In a normal distributed system it's pretty typical for nodes to go down for really long time. In that particular case a node coming back up can be lagging so far behind that max-log-entries might not be sufficient to fully play all logs and restore the state of database. In that case it required that a node restores a snapshot and apply current log entries to be fully up-to-date.

As of v0.6.0+ Marmot supports taking snapshot and being able to fully restore it via NATS Object Storage.

In future Marmot plans to support more storage mechanisms like S3 (and compatible APIs including BlackBlaze and Minio), Azure Blob, and SFTP.

Saving Snapshot

Everytime a node publishes a new change log to NATs, it saves sequence number of the entry in JetStream. The saved sequence number will be used later once the node tries to boot up. Let's first look at how snapshot is saved.

In order to keep enough headroom it calculates max snapshot entries by dividing max-log-entries by total number of shards e.g. max-log-entries of 1024 and total 8 shards will result in 128 max snapshot entries. Now anytime sequence number of shard 1 is multiple of 128 a snapshot will be taken and uploaded to NATS Object. The snapshot will be saved in OBJ_<stream-prefix>-snapshot-store. Statistically due to even distribution of hashes among shards everytime shard 1 hit max snapshot entries, rest of the shards will have almost same number of new entries.

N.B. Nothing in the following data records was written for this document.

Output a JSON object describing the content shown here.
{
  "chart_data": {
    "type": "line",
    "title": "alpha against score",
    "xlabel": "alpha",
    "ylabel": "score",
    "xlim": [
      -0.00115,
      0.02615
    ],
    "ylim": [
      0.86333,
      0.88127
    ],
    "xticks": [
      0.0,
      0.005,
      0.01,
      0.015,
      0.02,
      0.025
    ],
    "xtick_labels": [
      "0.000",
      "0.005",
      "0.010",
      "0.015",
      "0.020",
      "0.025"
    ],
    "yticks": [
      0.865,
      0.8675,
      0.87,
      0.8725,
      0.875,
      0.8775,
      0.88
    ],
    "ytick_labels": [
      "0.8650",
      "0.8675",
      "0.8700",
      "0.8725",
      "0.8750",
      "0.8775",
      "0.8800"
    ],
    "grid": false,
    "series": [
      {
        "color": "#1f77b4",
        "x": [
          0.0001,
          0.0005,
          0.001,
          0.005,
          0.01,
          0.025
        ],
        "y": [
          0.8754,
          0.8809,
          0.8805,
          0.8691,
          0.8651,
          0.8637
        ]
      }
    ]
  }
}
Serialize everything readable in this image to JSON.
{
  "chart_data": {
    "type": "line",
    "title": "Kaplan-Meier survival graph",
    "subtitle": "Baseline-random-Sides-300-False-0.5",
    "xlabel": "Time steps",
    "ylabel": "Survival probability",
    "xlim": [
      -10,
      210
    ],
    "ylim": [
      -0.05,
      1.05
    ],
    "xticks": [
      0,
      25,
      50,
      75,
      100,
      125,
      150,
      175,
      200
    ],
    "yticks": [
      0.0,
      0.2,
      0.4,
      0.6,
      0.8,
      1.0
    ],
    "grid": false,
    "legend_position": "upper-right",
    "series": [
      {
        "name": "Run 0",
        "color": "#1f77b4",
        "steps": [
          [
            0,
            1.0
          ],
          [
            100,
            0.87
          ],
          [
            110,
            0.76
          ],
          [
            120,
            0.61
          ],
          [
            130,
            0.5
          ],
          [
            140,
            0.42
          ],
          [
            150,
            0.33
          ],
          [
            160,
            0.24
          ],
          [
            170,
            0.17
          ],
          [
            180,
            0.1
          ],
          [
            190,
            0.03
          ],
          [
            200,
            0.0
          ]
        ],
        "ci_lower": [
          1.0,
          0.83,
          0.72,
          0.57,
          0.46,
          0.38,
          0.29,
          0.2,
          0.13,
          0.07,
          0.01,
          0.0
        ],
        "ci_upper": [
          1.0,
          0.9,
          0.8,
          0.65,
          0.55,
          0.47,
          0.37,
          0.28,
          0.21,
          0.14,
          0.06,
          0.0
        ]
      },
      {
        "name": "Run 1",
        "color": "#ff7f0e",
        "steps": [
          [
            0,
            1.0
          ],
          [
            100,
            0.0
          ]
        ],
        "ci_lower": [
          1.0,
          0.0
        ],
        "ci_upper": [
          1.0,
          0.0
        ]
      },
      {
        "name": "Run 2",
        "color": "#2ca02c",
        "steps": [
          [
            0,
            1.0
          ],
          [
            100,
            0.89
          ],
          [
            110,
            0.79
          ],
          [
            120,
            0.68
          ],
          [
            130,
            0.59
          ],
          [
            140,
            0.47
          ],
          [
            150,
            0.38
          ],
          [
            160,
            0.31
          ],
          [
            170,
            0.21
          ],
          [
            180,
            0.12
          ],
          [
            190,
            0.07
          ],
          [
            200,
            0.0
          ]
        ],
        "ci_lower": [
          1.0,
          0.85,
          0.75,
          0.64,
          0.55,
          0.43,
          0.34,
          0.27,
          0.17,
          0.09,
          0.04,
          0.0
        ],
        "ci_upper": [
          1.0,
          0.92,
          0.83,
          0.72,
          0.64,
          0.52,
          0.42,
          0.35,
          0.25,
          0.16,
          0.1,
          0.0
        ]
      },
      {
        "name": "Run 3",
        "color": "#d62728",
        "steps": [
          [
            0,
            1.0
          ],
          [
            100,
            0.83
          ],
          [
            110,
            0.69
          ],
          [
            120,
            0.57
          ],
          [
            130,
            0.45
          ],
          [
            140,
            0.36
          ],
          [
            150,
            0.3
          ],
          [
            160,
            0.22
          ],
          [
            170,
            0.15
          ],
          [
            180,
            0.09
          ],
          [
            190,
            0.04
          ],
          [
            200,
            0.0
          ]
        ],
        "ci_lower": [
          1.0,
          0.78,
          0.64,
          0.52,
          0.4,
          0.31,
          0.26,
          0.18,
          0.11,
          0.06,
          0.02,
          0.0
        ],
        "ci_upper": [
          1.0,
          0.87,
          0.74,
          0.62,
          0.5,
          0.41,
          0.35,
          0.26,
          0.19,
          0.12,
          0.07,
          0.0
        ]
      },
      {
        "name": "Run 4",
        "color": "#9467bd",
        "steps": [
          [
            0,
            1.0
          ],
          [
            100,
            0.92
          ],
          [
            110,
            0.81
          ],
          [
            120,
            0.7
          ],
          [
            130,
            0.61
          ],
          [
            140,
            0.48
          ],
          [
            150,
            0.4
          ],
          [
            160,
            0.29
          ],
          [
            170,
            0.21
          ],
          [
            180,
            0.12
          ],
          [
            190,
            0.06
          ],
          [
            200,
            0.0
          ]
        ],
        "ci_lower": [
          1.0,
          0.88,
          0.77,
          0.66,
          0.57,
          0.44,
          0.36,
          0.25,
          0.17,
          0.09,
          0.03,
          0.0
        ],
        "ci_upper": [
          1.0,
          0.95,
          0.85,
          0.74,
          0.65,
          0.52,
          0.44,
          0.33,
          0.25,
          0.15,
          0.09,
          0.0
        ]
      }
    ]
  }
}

Once it has been decided that system wants to save snapshot, a temporary path is created where we used awesome feature of SQLite called VACUUM INTO <PATH>. Where SQLite optimizes the DB, and gives us a compacted snapshot of database. After which Marmot removes all the hooks, and triggers from the snapshot, and re-VACUUM packs the database for upload. Once done this snapshot is uploaded to OBJ_<stream-prefix>-snapshot-store (<stream-prefix>-snapshot-store in client API).

One important thing to keep in mind is everytime Marmot sees a sequence number in a shard higher than what it has seen before it will record it against that shard, and this whole mapping is saved on specified sequence map file path seq-map-path.

Restoring Snapshot

Whenever a node boots up it first verifies the DB file integrity and performs any WAL checkpoints. Then it loads the shard mapping from seq-map-path and compare it to corresponding JetStream's starting sequence number. If the sequence number that node has is less than start sequence number that simply means node can't reconstruct the exact state of database by replaying all logs it's missing. In this case node downloads the snapshot from NATs server as specified in section above. This snapshot is downloaded in a temporary path. Marmot then uses exclusive transaction lock to prevent any writers from getting into DB while it copies over the files.

Once snapshot has been copied over, Marmot installs same triggers, and change log tables again in DB, and starts processing logs applying them all on the snapshot. This means while Marmot is restoring the DB it's quite possible that you might have an outdated copy of database until the logs are fully applied.